Ten days ago, as he stole my car from the garage of my apartment house, Vaughan hurtled up the concrete ramp, an ugly machine sprung from a trap. Yesterday his body lay under the police arc-lights at the foot of the flyover, veiled by a delicate lacework of blood. The broken postures of his legs and arms, the bloody geometry of his face, seemed to parody the photographs of crash injuries that covered the walls of his apartment. I looked down for the last time at his huge groin, engorged with blood. Twenty yards away, illuminated by the revolving lamps, the actress hovered on the arm of her chauffeur. Vaughan had dreamed of dying at the moment of her orgasm.

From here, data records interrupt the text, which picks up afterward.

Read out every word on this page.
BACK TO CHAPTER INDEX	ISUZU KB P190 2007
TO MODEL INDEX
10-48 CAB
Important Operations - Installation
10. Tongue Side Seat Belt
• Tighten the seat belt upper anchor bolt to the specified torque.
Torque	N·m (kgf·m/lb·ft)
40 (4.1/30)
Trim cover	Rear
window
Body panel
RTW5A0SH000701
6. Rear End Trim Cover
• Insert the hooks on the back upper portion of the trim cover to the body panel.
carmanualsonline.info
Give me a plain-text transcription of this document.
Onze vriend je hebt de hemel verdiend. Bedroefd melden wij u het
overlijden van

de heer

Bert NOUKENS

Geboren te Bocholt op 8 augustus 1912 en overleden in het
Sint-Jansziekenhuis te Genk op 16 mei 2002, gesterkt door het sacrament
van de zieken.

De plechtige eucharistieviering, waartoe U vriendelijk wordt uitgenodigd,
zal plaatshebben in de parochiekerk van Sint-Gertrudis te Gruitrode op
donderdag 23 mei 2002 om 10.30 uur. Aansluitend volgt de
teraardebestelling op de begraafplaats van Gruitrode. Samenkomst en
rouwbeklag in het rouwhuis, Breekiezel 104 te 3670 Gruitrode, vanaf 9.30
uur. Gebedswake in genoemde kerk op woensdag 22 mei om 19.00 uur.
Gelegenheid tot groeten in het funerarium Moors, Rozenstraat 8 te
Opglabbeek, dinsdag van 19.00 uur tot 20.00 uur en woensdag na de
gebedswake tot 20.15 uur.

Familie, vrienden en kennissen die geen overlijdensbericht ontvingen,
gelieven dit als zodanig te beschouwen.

Before his death Vaughan had taken part in many crashes. As I think of Vaughan I see him in the stolen cars he drove and damaged, the surfaces of deformed metal and plastic that for ever embraced him. Two months earlier I found him on the lower deck of the airport flyover after the first rehearsal of his own death. A taxi driver helped two shaken air hostesses from a small car into which Vaughan had collided as he lurched from the mouth of a concealed access road. As I ran across to Vaughan I saw him through the fractured windshield of the white convertible he had taken from the car-park of the Oceanic Terminal. His exhausted face, with its scarred mouth, was lit by broken rainbows. I pulled the dented passenger door from its frame. Vaughan sat on the glass-covered seat, studying his own posture with a complacent gaze. His hands, palms upwards at his sides, were covered with blood from his injured knee-caps. He examined the vomit staining the lapels of his leather jacket, and reached forward to touch the globes of semen clinging to the instrument binnacle. I tried to lift him from the car, but his tight buttocks were clamped together as if they had seized while forcing the last drops of fluid from his seminal vesicles. On the seat beside him were the torn photographs of the film actress which I had reproduced for him that morning at my office. Magnified sections of lip and eyebrow, elbow and cleavage formed a broken mosaic.